E J’écris aussi qu’il s’agit d’un understatement, une litote. En 1992-1993, par exemple, des militaires français assurent pendant des semaines tous les réglages de deux batteries d’artillerie, l’une venue d’Egypte, l’autre de Bangui [République centrafricaine]. Leurs partenaires rwandais n’ont qu’à appuyer sur le bouton.

Pourquoi le rapport du juge français Jean-Louis Bruguière, bouclé depuis près de deux ans et qui conclut à la responsabilité du FPR dans l’assassinat d’Habyarimana, ne sort-il pas ?

E C’est une question centrale à laquelle je ne peux répondre. Le document est finalisé, et on l’attend toujours. Difficile de ne pas s’interroger.

Vous décrivez une  » étrange mission  » accomplie par des soldats belges à la veille de l’attentat du 6 avril 1994. Pensez-vous qu’ils sont impliqués dans ses préparatifs ?

E Bizarrement, personne n’est allé au bout de cette histoire. Pas même la commission d’enquête du Sénat belge. Pourquoi ? Mystère. On sait que tous les cadres du FPR étaient informés de la date de l’attentat ; on sait aussi qu’à cette époque le contingent belge convoyait certains d’entre eux dans ses véhicules. S’il y a suspicion, elle naît du traitement réservé à ces informations.

A vos yeux, la presse, française ou belge, a péché par candeur ou par parti pris. Facile à dire, une décennie plus tard et de Paris.

E Je ne jette pas la pierre à ceux qui ont vécu l’horreur et ont alors été emportés par l’émotion. Mais je m’interroge sur ceux qui, onze ans après, refusent de se remettre en question.

De nombreux prêtres catholiques ont été accusés de complicité de génocide. Ils ont parfois été poursuivis. Méritent-ils tous ce sort ?

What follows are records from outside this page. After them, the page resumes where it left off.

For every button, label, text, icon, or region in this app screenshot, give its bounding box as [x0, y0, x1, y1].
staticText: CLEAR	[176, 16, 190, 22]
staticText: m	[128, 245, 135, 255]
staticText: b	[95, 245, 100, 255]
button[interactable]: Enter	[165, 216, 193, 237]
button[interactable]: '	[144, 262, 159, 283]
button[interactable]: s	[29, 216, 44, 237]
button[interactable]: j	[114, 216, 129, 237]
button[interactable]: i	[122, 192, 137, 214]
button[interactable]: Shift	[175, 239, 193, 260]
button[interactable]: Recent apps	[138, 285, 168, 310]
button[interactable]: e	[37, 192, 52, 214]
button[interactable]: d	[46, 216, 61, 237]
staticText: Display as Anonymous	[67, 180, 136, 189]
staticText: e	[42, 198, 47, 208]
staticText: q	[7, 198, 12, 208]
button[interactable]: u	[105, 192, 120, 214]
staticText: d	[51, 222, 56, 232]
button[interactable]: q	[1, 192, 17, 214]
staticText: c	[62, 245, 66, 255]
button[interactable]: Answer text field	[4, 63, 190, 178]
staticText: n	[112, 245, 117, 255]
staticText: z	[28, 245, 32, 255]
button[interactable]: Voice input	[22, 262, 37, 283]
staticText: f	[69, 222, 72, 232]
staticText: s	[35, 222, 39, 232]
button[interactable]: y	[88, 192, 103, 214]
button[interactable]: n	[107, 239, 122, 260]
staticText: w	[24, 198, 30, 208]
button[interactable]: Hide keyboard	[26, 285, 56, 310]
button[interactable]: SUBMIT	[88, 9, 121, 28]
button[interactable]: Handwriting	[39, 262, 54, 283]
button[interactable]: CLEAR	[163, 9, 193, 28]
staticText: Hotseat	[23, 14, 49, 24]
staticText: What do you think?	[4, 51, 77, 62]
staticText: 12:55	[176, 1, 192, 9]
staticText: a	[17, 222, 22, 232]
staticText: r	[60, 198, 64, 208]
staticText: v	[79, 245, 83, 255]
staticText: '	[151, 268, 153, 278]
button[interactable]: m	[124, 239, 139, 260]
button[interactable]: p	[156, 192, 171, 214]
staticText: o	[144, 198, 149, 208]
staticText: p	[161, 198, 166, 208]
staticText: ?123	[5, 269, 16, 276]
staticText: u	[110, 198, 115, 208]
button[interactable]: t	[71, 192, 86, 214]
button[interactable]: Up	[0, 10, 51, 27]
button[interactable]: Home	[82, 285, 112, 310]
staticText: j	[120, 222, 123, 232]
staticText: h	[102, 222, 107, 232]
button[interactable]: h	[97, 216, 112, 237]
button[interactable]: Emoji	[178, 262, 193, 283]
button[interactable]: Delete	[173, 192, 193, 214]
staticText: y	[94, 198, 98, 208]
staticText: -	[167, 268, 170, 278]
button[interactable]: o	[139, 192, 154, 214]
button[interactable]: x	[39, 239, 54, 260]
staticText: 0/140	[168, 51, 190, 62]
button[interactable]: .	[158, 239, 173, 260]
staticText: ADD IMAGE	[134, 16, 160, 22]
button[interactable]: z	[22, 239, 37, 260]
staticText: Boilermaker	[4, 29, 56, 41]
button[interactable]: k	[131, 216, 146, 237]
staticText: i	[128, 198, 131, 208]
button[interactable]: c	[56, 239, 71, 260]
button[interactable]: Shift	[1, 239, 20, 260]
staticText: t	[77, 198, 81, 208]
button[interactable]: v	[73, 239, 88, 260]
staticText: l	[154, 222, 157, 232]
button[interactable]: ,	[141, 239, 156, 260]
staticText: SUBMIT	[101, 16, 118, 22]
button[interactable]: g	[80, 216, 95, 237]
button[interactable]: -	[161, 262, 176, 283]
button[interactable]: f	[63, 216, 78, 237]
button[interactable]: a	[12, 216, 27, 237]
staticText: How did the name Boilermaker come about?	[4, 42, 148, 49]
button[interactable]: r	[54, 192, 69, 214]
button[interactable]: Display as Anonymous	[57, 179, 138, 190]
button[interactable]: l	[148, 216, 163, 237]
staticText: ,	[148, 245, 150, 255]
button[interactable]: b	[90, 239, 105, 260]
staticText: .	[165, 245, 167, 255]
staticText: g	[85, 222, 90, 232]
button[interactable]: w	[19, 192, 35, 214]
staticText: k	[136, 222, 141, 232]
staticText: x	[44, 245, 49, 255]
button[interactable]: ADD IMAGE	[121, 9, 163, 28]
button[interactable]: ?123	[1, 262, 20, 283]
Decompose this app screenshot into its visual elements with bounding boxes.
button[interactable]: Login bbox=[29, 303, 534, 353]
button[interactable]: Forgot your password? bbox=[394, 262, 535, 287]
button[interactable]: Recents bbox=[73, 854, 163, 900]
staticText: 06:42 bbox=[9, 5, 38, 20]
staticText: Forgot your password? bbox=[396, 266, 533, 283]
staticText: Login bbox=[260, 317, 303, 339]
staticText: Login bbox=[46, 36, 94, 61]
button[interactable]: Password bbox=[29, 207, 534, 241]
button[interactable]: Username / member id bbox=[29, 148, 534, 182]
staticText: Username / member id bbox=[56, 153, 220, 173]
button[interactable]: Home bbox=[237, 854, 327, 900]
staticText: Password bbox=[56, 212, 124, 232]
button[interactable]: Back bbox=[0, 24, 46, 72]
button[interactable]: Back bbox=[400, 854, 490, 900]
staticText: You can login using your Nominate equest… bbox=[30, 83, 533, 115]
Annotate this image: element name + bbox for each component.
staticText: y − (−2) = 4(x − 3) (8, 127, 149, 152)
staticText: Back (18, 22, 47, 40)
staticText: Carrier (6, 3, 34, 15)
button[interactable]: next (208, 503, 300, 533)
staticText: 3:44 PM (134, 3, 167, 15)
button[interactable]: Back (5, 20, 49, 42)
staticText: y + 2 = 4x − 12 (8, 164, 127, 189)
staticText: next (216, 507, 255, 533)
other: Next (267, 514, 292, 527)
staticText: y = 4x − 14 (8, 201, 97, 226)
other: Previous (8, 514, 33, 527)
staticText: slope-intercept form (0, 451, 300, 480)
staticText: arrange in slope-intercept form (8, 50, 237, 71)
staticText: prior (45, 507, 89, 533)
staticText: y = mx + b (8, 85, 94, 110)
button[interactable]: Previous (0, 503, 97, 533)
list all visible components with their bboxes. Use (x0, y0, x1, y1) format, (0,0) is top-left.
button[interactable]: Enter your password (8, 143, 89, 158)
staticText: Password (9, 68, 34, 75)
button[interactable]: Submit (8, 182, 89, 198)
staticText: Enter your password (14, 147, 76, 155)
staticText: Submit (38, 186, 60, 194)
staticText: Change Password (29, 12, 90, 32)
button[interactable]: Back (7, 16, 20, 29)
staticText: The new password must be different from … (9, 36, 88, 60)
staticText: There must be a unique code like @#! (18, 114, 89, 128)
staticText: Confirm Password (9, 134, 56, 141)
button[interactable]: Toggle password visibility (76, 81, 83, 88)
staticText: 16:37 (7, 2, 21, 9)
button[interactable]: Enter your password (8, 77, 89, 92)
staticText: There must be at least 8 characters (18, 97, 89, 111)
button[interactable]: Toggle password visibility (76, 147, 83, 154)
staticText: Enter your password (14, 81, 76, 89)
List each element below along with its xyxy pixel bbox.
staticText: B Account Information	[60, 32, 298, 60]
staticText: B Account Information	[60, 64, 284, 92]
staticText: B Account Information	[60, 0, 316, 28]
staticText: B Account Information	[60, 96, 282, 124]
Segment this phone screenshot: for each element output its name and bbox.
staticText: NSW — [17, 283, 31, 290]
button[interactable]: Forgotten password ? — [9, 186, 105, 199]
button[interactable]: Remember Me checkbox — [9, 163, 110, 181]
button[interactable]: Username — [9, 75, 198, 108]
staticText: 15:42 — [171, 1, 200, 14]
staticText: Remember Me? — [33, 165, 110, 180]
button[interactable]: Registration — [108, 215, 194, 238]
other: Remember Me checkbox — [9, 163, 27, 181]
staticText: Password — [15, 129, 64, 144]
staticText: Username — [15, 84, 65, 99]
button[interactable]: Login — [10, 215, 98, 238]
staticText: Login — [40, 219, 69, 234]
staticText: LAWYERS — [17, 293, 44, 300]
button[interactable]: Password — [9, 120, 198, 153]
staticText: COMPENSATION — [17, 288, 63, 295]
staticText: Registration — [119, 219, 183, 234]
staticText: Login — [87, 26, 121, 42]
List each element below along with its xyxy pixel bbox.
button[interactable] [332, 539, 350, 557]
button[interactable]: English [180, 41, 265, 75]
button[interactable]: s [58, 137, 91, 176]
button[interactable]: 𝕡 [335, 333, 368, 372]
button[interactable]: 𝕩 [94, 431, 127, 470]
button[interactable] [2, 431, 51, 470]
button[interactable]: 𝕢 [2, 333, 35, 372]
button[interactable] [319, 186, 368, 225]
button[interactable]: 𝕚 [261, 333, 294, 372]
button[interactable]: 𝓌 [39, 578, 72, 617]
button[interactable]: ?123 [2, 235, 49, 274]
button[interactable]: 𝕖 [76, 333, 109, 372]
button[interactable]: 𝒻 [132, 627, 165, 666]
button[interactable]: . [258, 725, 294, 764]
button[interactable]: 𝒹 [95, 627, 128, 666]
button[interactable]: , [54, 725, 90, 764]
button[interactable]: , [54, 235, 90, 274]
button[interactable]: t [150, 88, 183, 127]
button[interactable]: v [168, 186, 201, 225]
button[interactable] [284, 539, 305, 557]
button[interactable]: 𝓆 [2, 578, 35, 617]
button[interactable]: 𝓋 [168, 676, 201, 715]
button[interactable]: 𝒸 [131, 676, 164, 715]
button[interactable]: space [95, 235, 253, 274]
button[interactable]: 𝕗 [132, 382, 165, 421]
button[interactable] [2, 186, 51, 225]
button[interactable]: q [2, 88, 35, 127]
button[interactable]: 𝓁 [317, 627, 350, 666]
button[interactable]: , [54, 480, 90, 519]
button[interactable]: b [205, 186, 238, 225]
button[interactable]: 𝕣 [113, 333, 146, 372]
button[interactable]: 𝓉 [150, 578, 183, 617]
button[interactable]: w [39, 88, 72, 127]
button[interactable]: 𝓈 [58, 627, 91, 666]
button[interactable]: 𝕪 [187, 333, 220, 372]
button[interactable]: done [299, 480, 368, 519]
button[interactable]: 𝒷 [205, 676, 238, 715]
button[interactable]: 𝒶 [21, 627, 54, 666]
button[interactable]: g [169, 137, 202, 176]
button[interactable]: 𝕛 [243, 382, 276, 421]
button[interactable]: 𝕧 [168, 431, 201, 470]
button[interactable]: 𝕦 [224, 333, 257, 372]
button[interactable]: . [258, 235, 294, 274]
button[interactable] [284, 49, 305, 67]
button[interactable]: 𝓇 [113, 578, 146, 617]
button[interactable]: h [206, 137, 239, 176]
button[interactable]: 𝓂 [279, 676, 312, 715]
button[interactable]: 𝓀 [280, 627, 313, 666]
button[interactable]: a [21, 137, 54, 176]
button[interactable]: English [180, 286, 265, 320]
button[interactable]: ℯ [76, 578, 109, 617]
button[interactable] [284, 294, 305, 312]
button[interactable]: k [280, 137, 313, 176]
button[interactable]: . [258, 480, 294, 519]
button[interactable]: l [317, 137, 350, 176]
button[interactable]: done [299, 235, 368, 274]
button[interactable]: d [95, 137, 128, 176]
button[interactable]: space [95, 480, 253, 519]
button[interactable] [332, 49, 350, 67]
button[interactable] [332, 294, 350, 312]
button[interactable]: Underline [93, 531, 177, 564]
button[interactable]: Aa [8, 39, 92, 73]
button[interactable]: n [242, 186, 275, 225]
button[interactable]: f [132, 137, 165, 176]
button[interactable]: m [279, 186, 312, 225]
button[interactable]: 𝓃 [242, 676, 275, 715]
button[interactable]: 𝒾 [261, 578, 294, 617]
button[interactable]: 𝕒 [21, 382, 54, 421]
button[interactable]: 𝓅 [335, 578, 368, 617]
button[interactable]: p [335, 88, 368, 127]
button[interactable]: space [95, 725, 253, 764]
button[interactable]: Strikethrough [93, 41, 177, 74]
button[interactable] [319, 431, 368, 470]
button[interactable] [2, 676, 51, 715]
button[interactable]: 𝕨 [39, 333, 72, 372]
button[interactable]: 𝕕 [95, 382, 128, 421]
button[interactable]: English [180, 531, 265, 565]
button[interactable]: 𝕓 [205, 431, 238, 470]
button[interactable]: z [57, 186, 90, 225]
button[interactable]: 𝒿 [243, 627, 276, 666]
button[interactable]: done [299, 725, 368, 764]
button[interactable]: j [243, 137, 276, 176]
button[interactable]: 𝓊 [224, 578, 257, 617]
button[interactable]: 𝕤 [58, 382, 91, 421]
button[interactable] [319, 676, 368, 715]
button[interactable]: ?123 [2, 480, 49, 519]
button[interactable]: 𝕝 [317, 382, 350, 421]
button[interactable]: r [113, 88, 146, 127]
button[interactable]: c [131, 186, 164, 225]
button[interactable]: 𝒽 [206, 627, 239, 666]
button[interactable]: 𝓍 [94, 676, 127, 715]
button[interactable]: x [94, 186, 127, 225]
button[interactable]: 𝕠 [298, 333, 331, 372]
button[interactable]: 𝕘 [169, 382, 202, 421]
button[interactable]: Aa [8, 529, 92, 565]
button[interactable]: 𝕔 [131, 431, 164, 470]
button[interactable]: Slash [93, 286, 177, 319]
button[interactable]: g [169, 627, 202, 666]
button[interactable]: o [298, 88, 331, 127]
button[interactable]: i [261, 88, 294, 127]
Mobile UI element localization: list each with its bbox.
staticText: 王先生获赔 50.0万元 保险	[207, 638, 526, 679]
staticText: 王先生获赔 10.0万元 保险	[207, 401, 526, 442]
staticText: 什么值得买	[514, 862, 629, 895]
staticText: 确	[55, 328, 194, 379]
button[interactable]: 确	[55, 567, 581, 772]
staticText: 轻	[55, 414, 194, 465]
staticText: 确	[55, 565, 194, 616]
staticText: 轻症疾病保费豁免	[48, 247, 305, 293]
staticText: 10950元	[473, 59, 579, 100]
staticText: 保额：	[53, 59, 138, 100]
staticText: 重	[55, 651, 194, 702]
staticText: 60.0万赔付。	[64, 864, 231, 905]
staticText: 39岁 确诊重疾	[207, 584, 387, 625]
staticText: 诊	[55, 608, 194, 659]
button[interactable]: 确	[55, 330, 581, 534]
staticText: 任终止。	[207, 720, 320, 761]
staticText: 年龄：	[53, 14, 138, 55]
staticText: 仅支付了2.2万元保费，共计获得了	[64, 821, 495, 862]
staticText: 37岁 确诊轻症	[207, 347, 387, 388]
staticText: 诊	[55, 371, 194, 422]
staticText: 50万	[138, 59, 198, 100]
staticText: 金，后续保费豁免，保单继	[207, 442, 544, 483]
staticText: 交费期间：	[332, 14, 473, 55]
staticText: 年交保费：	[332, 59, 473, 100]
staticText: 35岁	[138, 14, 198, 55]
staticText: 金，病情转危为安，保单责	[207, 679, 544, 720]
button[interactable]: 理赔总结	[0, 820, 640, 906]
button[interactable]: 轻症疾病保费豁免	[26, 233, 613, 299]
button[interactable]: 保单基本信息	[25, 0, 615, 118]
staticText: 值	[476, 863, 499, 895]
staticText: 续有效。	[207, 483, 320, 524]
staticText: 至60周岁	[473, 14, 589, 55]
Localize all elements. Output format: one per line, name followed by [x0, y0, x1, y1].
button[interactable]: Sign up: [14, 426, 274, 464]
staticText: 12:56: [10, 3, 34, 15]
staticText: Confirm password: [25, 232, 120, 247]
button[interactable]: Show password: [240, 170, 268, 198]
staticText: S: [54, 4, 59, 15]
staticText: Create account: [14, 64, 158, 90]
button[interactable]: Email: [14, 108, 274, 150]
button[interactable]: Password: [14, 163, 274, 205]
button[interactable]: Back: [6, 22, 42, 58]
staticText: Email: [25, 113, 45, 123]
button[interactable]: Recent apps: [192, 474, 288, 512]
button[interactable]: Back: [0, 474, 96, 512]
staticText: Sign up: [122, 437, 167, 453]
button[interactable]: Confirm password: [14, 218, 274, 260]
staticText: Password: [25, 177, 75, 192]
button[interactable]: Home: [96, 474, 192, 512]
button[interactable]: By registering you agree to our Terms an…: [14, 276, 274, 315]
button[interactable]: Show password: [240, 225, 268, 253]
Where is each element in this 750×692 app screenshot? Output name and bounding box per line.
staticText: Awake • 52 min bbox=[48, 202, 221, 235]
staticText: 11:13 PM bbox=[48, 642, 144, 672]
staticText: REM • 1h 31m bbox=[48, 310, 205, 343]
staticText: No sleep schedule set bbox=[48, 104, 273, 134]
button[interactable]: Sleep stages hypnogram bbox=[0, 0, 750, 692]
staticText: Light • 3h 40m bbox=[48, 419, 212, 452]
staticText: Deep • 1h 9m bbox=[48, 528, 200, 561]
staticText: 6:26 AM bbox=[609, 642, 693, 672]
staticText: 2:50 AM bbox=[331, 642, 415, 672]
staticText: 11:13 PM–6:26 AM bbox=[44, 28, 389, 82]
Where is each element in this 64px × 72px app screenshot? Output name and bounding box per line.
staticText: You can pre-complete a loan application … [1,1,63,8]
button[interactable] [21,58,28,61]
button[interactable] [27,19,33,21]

E Je ne peux me prononcer sur tous les cas. J’en ai étudié un à fond. J’ai la conviction absolue que les accusations portées contre le père Wenceslas, réfugié en France, sont honteuses et inadmissibles. Les procédés employés par ses procureurs – calomnie, harcèlement jusque dans son église en plein baptême – rappellent de très mauvais souvenirs. Que des universitaires ou des avocats de renom se prêtent à ce genre de montage est intolérable.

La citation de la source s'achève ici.